相変わらず授業には出ず、大隈裏に通っていた。
かといって右手が使えないので、完全に戦力外。
そこに、九月会の公演で音響スタッフを頼まれていた鴻上さんからお声がかかった。
「スズカツ、選曲手伝ってくれない?」
僕は、大学で演劇を始めるまで、サッカーと音楽で生きていた。
はっきり言って、舞台装置を作ったりするのは苦手だし、照明は言われたものを言われた通りにやるだけの"兵隊"。
そこへ「選曲」というまさに得意分野の仕事を振られたのだ。
「選曲」に関しては、どの先輩にも負けないだけの自信があった。
毎日稽古に通って、家にあるレコードから「これだ!」と思う曲を、次々に録音して持って行った。
もちろん鴻上さんは鴻上さんで選曲してきて、最終的には演出家の堀江さんが決めるわけで、ほとんどがボツにされる(生意気に「センスねえなあ」などと思った)のだが、自分のイメージが選曲を通して鮮明になるのがとても楽しかった。
鴻上さんは、クラフトワークの「人間解体」などを持ってきていたと記憶している。
コンパではディープ・パープルに日本語歌詞をつけて絶叫し、ときには下田逸郎を弾き語ったりするので意外であったが、あとから思うと、テクノ系にもすでに興味を持っていたのだと思う。
僕は、日本語の歌詞の曲を持って来いと言われ、高中正義の「トーキョーレギー」が採用された覚えがある。
芝居のイメージは選曲でかなり左右される。
というより、どういう曲をかけるか、どういうSE(効果音)を選ぶかで、芝居のイメージを定めることができる、と強く思った。

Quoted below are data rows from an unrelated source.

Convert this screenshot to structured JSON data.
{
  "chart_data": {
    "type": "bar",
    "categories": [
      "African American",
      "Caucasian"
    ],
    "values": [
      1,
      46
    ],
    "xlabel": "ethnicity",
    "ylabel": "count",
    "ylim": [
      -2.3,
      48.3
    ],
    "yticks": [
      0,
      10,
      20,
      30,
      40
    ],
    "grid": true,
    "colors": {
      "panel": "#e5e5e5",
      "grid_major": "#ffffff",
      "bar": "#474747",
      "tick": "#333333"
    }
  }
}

公演中も、音響ブース(もちろん黒ゴザの中)に毎日入って、カセットテープの頭出しなどで鴻上さんをサポートした。
音響オペ(オペレーター:音響操作)もやりたかったが、右手が使えないので、それはかなわなかった。
この公演は、大隈講堂前にテントを無許可で立てたり、ポリティカルな匂いが強く、学生運動華やかなりしころの名残があった。
作・演出の堀江さんは、そういう時代のロマンを強く追い求めていたが、学生演劇、小劇場界の流れはまさに変わろうとしているところだった。
支持者は多くいたし、吉田紀之は九月会を見て劇研に戻ってきたくらいだったが、堀江さんは時代の変化を察知して自ら身を引いて、この公演を最後に九月会を解散した。